Colin Firth, The King’s Speech: He should have won last year for A Single Man — but now he’s back to give Oscar voters a second chance.
James Franco, 127 Hours: See? He’s more than just a grad student, soap opera star, Internet meme, and compulsive masturbator — he can act, too!
Annette Bening, The Kids Are All Right: The veteran of this field, she’s due after all those other nominations came to naught. Natalie Portman will have plenty of other chances, but this ought to be Bening’s moment.
Nicole Kidman, Rabbit Hole: if you want to see Nicole Kidman back in independent films instead of misbegotten studio pictures, this is your chance to send her a message.
Jennifer Lawrence, Winter’s Bone: You want to appreciate her performance even more? Look how beautiful and glamorous this girl is in real life!
Natalie Portman, Black Swan: Annette Bening got to drink wine and sing Joni Mitchell songs, but Natalie had to suffer. Starvation, dance lessons, physical injuries … she deserves it for hazard pay alone.
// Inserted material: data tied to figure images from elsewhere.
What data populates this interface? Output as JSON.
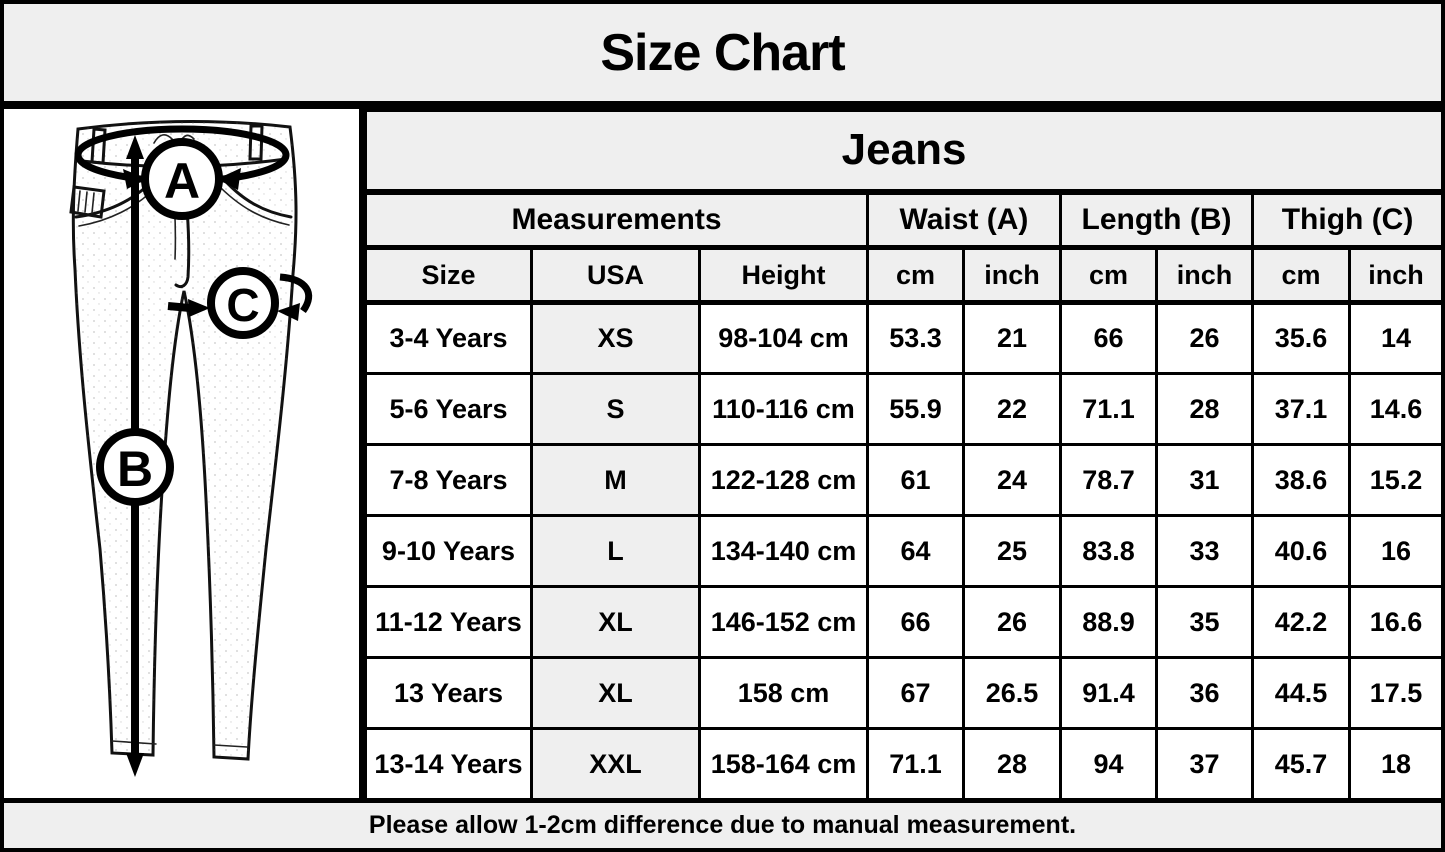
{
  "title": "Size Chart",
  "diagram": {
    "labels": {
      "waist": "A",
      "length": "B",
      "thigh": "C"
    }
  },
  "chart_data": {
    "type": "table",
    "title": "Jeans",
    "group_headers": [
      {
        "label": "Measurements",
        "span": 3
      },
      {
        "label": "Waist (A)",
        "span": 2
      },
      {
        "label": "Length (B)",
        "span": 2
      },
      {
        "label": "Thigh (C)",
        "span": 2
      }
    ],
    "columns": [
      "Size",
      "USA",
      "Height",
      "cm",
      "inch",
      "cm",
      "inch",
      "cm",
      "inch"
    ],
    "rows": [
      [
        "3-4 Years",
        "XS",
        "98-104 cm",
        "53.3",
        "21",
        "66",
        "26",
        "35.6",
        "14"
      ],
      [
        "5-6 Years",
        "S",
        "110-116 cm",
        "55.9",
        "22",
        "71.1",
        "28",
        "37.1",
        "14.6"
      ],
      [
        "7-8 Years",
        "M",
        "122-128 cm",
        "61",
        "24",
        "78.7",
        "31",
        "38.6",
        "15.2"
      ],
      [
        "9-10 Years",
        "L",
        "134-140 cm",
        "64",
        "25",
        "83.8",
        "33",
        "40.6",
        "16"
      ],
      [
        "11-12 Years",
        "XL",
        "146-152 cm",
        "66",
        "26",
        "88.9",
        "35",
        "42.2",
        "16.6"
      ],
      [
        "13 Years",
        "XL",
        "158 cm",
        "67",
        "26.5",
        "91.4",
        "36",
        "44.5",
        "17.5"
      ],
      [
        "13-14 Years",
        "XXL",
        "158-164 cm",
        "71.1",
        "28",
        "94",
        "37",
        "45.7",
        "18"
      ]
    ]
  },
  "footer": {
    "note": "Please allow 1-2cm difference due to manual measurement."
  },
  "colors": {
    "background": "#efefef",
    "cell_white": "#ffffff",
    "border": "#000000",
    "shade": "#efefef",
    "text": "#000000"
  }
}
Michelle Williams, Blue Valentine: Heath Ledger passed away before he could accept his Academy Award, but wouldn’t it be a nice full-circle thing to see the hardworking, sympathetic Williams up there? (And imagine the tears when she’d reference him at the podium.)
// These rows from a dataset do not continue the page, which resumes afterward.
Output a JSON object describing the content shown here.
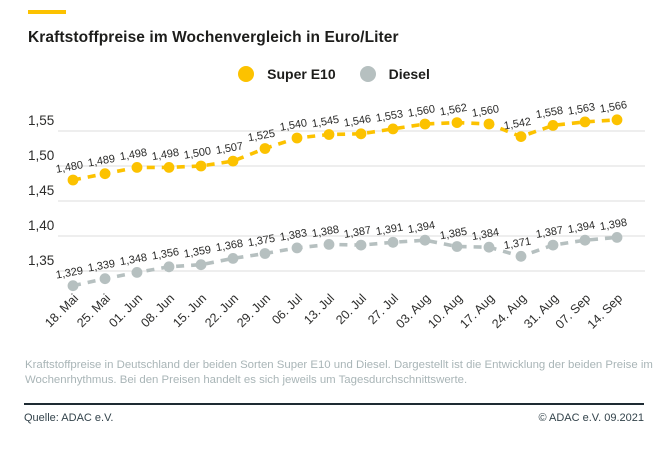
{
  "page": {
    "title": "Kraftstoffpreise im Wochenvergleich in Euro/Liter",
    "accent_color": "#FCC200"
  },
  "legend": {
    "items": [
      {
        "label": "Super E10",
        "color": "#FCC200"
      },
      {
        "label": "Diesel",
        "color": "#B6C0C0"
      }
    ]
  },
  "chart_data": {
    "type": "line",
    "title": "Kraftstoffpreise im Wochenvergleich in Euro/Liter",
    "categories": [
      "18. Mai",
      "25. Mai",
      "01. Jun",
      "08. Jun",
      "15. Jun",
      "22. Jun",
      "29. Jun",
      "06. Jul",
      "13. Jul",
      "20. Jul",
      "27. Jul",
      "03. Aug",
      "10. Aug",
      "17. Aug",
      "24. Aug",
      "31. Aug",
      "07. Sep",
      "14. Sep"
    ],
    "series": [
      {
        "name": "Super E10",
        "color": "#FCC200",
        "values": [
          1.48,
          1.489,
          1.498,
          1.498,
          1.5,
          1.507,
          1.525,
          1.54,
          1.545,
          1.546,
          1.553,
          1.56,
          1.562,
          1.56,
          1.542,
          1.558,
          1.563,
          1.566
        ]
      },
      {
        "name": "Diesel",
        "color": "#B6C0C0",
        "values": [
          1.329,
          1.339,
          1.348,
          1.356,
          1.359,
          1.368,
          1.375,
          1.383,
          1.388,
          1.387,
          1.391,
          1.394,
          1.385,
          1.384,
          1.371,
          1.387,
          1.394,
          1.398
        ]
      }
    ],
    "y_ticks": [
      1.55,
      1.5,
      1.45,
      1.4,
      1.35
    ],
    "ylim": [
      1.3,
      1.58
    ],
    "grid": true,
    "legend_position": "top",
    "decimal_separator": ",",
    "unit": "Euro/Liter",
    "line_style": "dashed",
    "point_labels": true
  },
  "footnote": {
    "text": "Kraftstoffpreise in Deutschland der beiden Sorten Super E10 und Diesel. Dargestellt ist die Entwicklung der beiden Preise im Wochenrhythmus. Bei den Preisen handelt es sich jeweils um Tagesdurchschnittswerte."
  },
  "footer": {
    "source": "Quelle: ADAC e.V.",
    "copyright": "© ADAC e.V. 09.2021"
  }
}
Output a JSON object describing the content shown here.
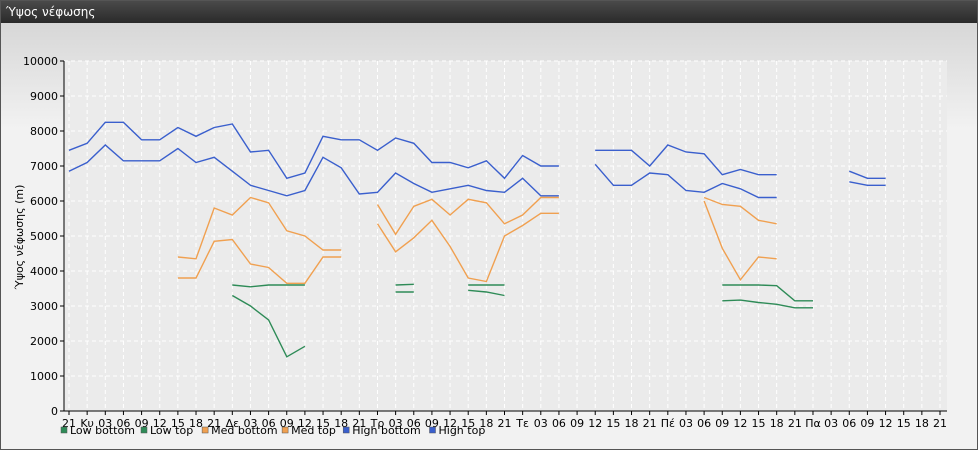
{
  "window": {
    "title": "Ύψος νέφωσης"
  },
  "chart_data": {
    "type": "line",
    "ylabel": "Ύψος νέφωσης (m)",
    "xlabel": "",
    "ylim": [
      0,
      10000
    ],
    "yticks": [
      0,
      1000,
      2000,
      3000,
      4000,
      5000,
      6000,
      7000,
      8000,
      9000,
      10000
    ],
    "grid": true,
    "legend_position": "bottom-left",
    "categories": [
      "21",
      "Κυ",
      "03",
      "06",
      "09",
      "12",
      "15",
      "18",
      "21",
      "Δε",
      "03",
      "06",
      "09",
      "12",
      "15",
      "18",
      "21",
      "Τρ",
      "03",
      "06",
      "09",
      "12",
      "15",
      "18",
      "21",
      "Τε",
      "03",
      "06",
      "09",
      "12",
      "15",
      "18",
      "21",
      "Πέ",
      "03",
      "06",
      "09",
      "12",
      "15",
      "18",
      "21",
      "Πα",
      "03",
      "06",
      "09",
      "12",
      "15",
      "18",
      "21"
    ],
    "series": [
      {
        "name": "Low bottom",
        "color": "#2e8b57",
        "values": [
          null,
          null,
          null,
          null,
          null,
          null,
          null,
          null,
          null,
          3300,
          3000,
          2600,
          1550,
          1850,
          null,
          null,
          null,
          null,
          3400,
          3400,
          null,
          null,
          3450,
          3400,
          3300,
          null,
          null,
          null,
          null,
          null,
          null,
          null,
          null,
          null,
          null,
          null,
          3150,
          3170,
          3100,
          3050,
          2950,
          2950,
          null,
          null,
          null,
          null,
          null,
          null,
          null
        ]
      },
      {
        "name": "Low top",
        "color": "#2e8b57",
        "values": [
          null,
          null,
          null,
          null,
          null,
          null,
          null,
          null,
          null,
          3600,
          3550,
          3600,
          3600,
          3600,
          null,
          null,
          null,
          null,
          3600,
          3620,
          null,
          null,
          3600,
          3600,
          3600,
          null,
          null,
          null,
          null,
          null,
          null,
          null,
          null,
          null,
          null,
          null,
          3600,
          3600,
          3600,
          3580,
          3150,
          3150,
          null,
          null,
          null,
          null,
          null,
          null,
          null
        ]
      },
      {
        "name": "Med bottom",
        "color": "#f0a050",
        "values": [
          null,
          null,
          null,
          null,
          null,
          null,
          3800,
          3800,
          4850,
          4900,
          4200,
          4100,
          3650,
          3650,
          4400,
          4400,
          null,
          5350,
          4550,
          4950,
          5450,
          4700,
          3800,
          3700,
          5000,
          5300,
          5650,
          5650,
          null,
          null,
          null,
          null,
          null,
          null,
          null,
          6000,
          4650,
          3750,
          4400,
          4350,
          null,
          null,
          null,
          null,
          null,
          null,
          null,
          null,
          null
        ]
      },
      {
        "name": "Med top",
        "color": "#f0a050",
        "values": [
          null,
          null,
          null,
          null,
          null,
          null,
          4400,
          4350,
          5800,
          5600,
          6100,
          5950,
          5150,
          5000,
          4600,
          4600,
          null,
          5900,
          5050,
          5850,
          6050,
          5600,
          6050,
          5950,
          5350,
          5600,
          6100,
          6100,
          null,
          null,
          null,
          null,
          null,
          null,
          null,
          6100,
          5900,
          5850,
          5450,
          5350,
          null,
          null,
          null,
          null,
          null,
          null,
          null,
          null,
          null
        ]
      },
      {
        "name": "High bottom",
        "color": "#3a5fcd",
        "values": [
          6850,
          7100,
          7600,
          7150,
          7150,
          7150,
          7500,
          7100,
          7250,
          6850,
          6450,
          6300,
          6150,
          6300,
          7250,
          6950,
          6200,
          6250,
          6800,
          6500,
          6250,
          6350,
          6450,
          6300,
          6250,
          6650,
          6150,
          6150,
          null,
          7050,
          6450,
          6450,
          6800,
          6750,
          6300,
          6250,
          6500,
          6350,
          6100,
          6100,
          null,
          null,
          null,
          6550,
          6450,
          6450,
          null,
          null,
          null
        ]
      },
      {
        "name": "High top",
        "color": "#3a5fcd",
        "values": [
          7450,
          7650,
          8250,
          8250,
          7750,
          7750,
          8100,
          7850,
          8100,
          8200,
          7400,
          7450,
          6650,
          6800,
          7850,
          7750,
          7750,
          7450,
          7800,
          7650,
          7100,
          7100,
          6950,
          7150,
          6650,
          7300,
          7000,
          7000,
          null,
          7450,
          7450,
          7450,
          7000,
          7600,
          7400,
          7350,
          6750,
          6900,
          6750,
          6750,
          null,
          null,
          null,
          6850,
          6650,
          6650,
          null,
          null,
          null
        ]
      }
    ]
  }
}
Christian Bale, The Fighter: Almost as amazing as his transformation into Dicky Eklund was his ability to go from angry, serious actor to charming awards show speech-maker.
John Hawkes, Winter’s Bone: Hey, where did this guy come from? It’s kind of exciting to have someone new in the race … maybe he’s got some forward momentum?
Jeremy Renner, The Town: Back-to-back Oscar nominations mean something, right? You know you were secretly rooting for him last year in The Hurt Locker…now’s your chance to make good.
Mark Ruffalo, The Kids Are All Right: He had never been nominated for anything until this year, which is awfully criminal considering his stellar work in You Can Count on Me. Who wouldn’t love to see the well-liked Ruffalo collect an Oscar by quoting his character’s favorite expression of disbelief: “Shut the front door”?
Geoffrey Rush, The King’s Speech: Remember Christian Bale’s Terminator shit fit? Can you ever imagine a nice guy like Geoffrey Rush doing that? (Also, the statute of awards limitations has expired for 1997 winner Rush, so it’s okay to give him another Oscar now.)
Amy Adams, The Fighter: Who knew that the princess could get down and dirty? Oscar loves a star willing to play against type.
Helena Bonham Carter, The King’s Speech: Look, she managed to tone down her famous eccentricity! If you give her this Oscar, maybe she’ll brush her hair a little more.
Melissa Leo, The Fighter: If they gave an award for Most Acting, she’d definitely win. Fortunately for Melissa, they often do.
Hailee Steinfeld, True Grit: Imagine a kid delivering that tricky dialogue, and doing it so well! And now that the nomination is secured, it’s time to say what’s obvious: This is her story, not Rooster’s.
Jacki Weaver, Animal Kingdom: Remember last year, when Mo’Nique’s bad mom won? Jacki Weaver’s terrifying matriarch is the only one who could possibly measure up.